Bildrechte: Arno Declair

Szene aus Taboris "Mein Kampf" am Münchner Volkstheater

Artikel mit Bild-InhaltenBildbeitrag

Taboris "Mein Kampf" am Münchner Volkstheater

Wien 1910: Im Keller eines Obdachlosenheims begegnet der Jude Schlomo Herzl dem Möchtegernkünstler Adolf Hitler. Christian Stückl hat das Stück von Tabori schön und stimmig inszeniert - verdienter langanhaltender Beifall. Von Kirsten Martins

Ein karges Bühnenbild: ein holzverschaltes fensterloses Kellerzimmer, eine lange Treppe, ein Bettgestell, und im Zentrum ein großer Ofen, dessen Form deutlich auf Konzentrationslager verweist. Vor diesem Ofen spielt das ganze Geschehen. Konzentriert auf die Personen und ihre Beziehungen inszenierte Christian Stückl, eine Ungeheuerlichkeit, einen grotesken bösen Witz, fast schon eine Liebesgeschichte zwischen Opfer und Täter.

Nächstenliebe zu Hitler

Im Keller eines Obdachlosenheims begegnet der Jude Schlomo Herzl - schwarzer Anzug, dunkele Schläfenlocken - dem Möchtegernkünstler Adolf Hitler –Lederhose, Janker, Lockenkopf. Der am Talmud geschulte Schlomo macht sich anfangs lustig über diesen ungelenken Hypochonder, der an Verstopfung leidet und zwischen Größenwahn und Selbstmitleid schwankt. Erklärt dem monologisierenden Antisemiten sogar , dass er jüdische Verwandte habe. Die beiden werden zu einem seltsamen Paar, streiten, prügeln und beschimpfen sie sich. Schlomo hofft seinen verlorenen Glauben wiederzufinden, wenn er sich in Nächstenliebe übt. Und so hilft er Hitler in die Lederhose, rasiert ihm sogar den langen Schnauzer zum bekannten Oberlippenbart, und klebt ihm die Stirnlocke mit Wasser an die bleiche Stirn - kreiert so das Antlitz des Bösen. Hitler ist ein Psychopath, der auf Macht, Mord und Weltherrschaft sinnt, doch Schlomo Herzl mag ihn, liebt ihn sogar.
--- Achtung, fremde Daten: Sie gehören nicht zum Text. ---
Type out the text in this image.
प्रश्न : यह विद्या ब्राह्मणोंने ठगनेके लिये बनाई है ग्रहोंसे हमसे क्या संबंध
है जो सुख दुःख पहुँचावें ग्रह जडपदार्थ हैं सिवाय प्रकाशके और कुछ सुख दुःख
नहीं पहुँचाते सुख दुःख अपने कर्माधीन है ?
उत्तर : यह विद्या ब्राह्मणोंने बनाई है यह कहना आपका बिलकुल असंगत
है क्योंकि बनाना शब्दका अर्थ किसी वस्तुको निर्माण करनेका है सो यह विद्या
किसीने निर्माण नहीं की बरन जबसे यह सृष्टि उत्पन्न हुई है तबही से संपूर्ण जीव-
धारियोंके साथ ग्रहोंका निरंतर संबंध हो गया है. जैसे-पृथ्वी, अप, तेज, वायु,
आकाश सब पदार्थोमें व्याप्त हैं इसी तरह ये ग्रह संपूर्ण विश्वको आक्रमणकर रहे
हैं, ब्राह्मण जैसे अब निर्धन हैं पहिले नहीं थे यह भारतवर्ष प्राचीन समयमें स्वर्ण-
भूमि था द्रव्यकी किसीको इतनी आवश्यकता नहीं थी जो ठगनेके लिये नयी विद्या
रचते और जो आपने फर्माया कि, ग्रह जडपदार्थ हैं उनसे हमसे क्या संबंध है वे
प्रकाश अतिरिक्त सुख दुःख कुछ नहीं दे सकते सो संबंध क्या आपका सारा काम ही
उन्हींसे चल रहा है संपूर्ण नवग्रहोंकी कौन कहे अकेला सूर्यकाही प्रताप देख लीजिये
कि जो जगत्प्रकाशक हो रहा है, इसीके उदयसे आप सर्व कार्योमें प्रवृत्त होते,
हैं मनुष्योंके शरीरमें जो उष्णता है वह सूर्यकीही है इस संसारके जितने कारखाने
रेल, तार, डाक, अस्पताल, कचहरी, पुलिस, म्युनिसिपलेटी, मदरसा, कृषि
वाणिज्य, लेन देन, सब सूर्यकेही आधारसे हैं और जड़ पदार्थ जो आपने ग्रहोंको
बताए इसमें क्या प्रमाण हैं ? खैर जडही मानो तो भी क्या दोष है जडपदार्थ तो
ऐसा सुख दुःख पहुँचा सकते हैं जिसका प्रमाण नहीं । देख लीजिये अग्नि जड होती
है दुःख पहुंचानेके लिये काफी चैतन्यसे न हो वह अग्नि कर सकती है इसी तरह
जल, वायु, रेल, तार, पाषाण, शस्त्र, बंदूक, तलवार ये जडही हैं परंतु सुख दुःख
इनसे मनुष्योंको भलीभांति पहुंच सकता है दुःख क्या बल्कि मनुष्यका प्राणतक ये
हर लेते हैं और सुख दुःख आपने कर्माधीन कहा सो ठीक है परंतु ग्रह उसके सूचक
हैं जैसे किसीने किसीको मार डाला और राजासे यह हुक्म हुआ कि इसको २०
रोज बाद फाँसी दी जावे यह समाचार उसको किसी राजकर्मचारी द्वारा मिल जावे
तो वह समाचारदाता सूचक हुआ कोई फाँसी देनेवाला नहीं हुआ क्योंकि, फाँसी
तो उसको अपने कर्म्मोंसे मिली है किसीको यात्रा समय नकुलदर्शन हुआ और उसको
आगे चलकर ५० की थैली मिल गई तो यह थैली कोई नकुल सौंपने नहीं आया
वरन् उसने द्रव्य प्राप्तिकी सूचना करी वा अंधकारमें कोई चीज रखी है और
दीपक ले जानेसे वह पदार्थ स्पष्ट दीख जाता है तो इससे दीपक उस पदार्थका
Das Böse: dumm –und doch gefährlich

Christian Stückl untermalt die schnellen Dialoge, die oft sehr körperlichen Interaktionen zwischen Schlomo und Hitler manchmal mit kurzen Musikeinsätzen. Einmal tanzt Schlomo Herzl traumverloren, während er Hitlers Schuhe putzt, dafür erhielt der Darsteller Pascal Figg gestern Abend spontanen Applaus. Dieser Schauspieler zeigt überzeugend die inneren Zweifel und tiefen Auseinandersetzungen des Schlomo Herzl. Jakob Immervoll gibt dem jungen Hitler schon die pathetischen Gesten und das schäumend Wutverspritzende des Originals. Schnell ist diese Inszenierung und temporeich, ohne parodistische Einlagen oder schrille, vordergründige Gags. Manchmal inszeniert Christian Stückl ein wenig zu pädagogisch, ist eher ernst und nachdenklich als auf den leichten tiefen Witz bedacht, nur manchmal betont er das komische, absurde des Geschehens. Stattdessen geht diese Inszenierung nach innen, befragt und bespiegelt die vielschichtige Beziehung zwischen Schlomo und Hitler, zeichnet ein Psychogramm der widersprüchlichen Beziehung zwischen Opfer und Täter - wohltuend nah an dem klugen Text, der voller Verweise, Anspielungen und Zitate steckt. Die Schauspieler begeisterten, brachten mit Verve, Energie und großem Einsatz den Zuschauer zum Lachen, Nachdenken und und Erschrecken. Immer ist ein hintergründiger Schmerz zu spüren, ein Grauen, ein Schrecken. „Mein Kampf“ ist hier kein offen tagespolitisches Stück, die Bezüge zum Heute sind nicht überdeutlich, doch kann sie jeder lesen, wenn über Fremdheit und Fremde gesprochen wird. George Tabori wie auch Christian Stückl erzählen von Menschen, die voller Toleranz sind und nach Gott suchen und von Menschen, die sich über ein Feindbild selbst vergrößern und erhöhen. Das Böse kann lachhaft, blöd und dumm sein, und dennoch gefährlich. Eine schöne, stimmige Inszenierung und eine große Verbeugung vor George Tabori - verdienter langanhaltender Beifall.